The book is deceptively simple. One minute you are reading about making chili in the crock pot, and the next moment you realize that the discussion has turned to integrating principles of education with a sharp focus on the key elements that will make those principles most effective. How did that happen? It is Anne’s gift—the gift of chatting comfortably and relating even hard-to-grasp principles to real-life situations that you will recognize.
She has a knack for spotting principles in unlikely places, and when she points them out, you may blink hard and wonder how it is that you didn’t spot that for yourself. This is a book that will encourage, not discourage you. These are important principles, but they are achievable. Anne doesn’t even leave you wondering what they will look like in practice—she brings the principles to the table and shows you what a math or reading lesson might look like when the principles are put into action.

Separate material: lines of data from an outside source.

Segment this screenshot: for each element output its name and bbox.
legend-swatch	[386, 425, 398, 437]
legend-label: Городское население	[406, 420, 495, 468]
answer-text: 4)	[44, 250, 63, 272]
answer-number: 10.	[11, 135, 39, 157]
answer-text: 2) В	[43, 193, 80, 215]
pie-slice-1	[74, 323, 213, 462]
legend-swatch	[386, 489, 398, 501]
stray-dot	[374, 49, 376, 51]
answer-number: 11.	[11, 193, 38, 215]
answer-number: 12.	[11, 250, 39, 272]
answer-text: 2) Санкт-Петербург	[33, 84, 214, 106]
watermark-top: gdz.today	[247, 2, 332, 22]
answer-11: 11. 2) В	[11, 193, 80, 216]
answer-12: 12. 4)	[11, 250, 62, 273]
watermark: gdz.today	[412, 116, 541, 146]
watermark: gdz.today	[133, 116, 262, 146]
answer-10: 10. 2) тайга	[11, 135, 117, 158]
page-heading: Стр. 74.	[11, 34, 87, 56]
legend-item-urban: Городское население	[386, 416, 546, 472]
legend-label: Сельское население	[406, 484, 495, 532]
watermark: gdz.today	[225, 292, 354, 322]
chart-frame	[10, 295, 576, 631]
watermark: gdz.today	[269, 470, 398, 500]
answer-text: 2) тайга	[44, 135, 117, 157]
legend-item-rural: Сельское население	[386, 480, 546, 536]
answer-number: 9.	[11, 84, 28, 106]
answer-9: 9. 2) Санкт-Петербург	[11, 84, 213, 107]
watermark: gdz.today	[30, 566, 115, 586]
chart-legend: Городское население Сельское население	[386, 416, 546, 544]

Minds More Awake is a book to read once, and then again and again. It’s a little bit like fertilizer. There are Charlotte Mason’s own books to read, of course, and a few secondary sources that illuminate or illustrate how to make her ideas work. There is enough soil, air, water, and sunshine in them to grow an education. But adding a little Minds More Awake is going to be like a judicious sprinkling of fertilizer. There’s something here that will support and strengthen what we already know about Charlotte Mason’s ideas, and make the whole process a little more vivid, a little more vibrant. Anne White encourages us to make Charlotte Mason’s principles real in our own lives.
…there is a need in the world for the wisdom-made-practical that we have benefited from ourselves, even if it’s not labelled “C.M.” or packaged in the way we expect. Susan Schaeffer Macaulay includes a description in For the Children’s Sake of an arrangement where young girls (probably those who would be labelled at-risk) came to someone’s house together, learned homemaking skills, and had discussion times over cups of coffee. They might not have been interested in nature walks, but they did have ideas and questions. We need more people who can create safe, friendly spaces.
I highly recommend carving out a little space of time to read this book. As we get ready to begin a new school year, it will be rejuvenating.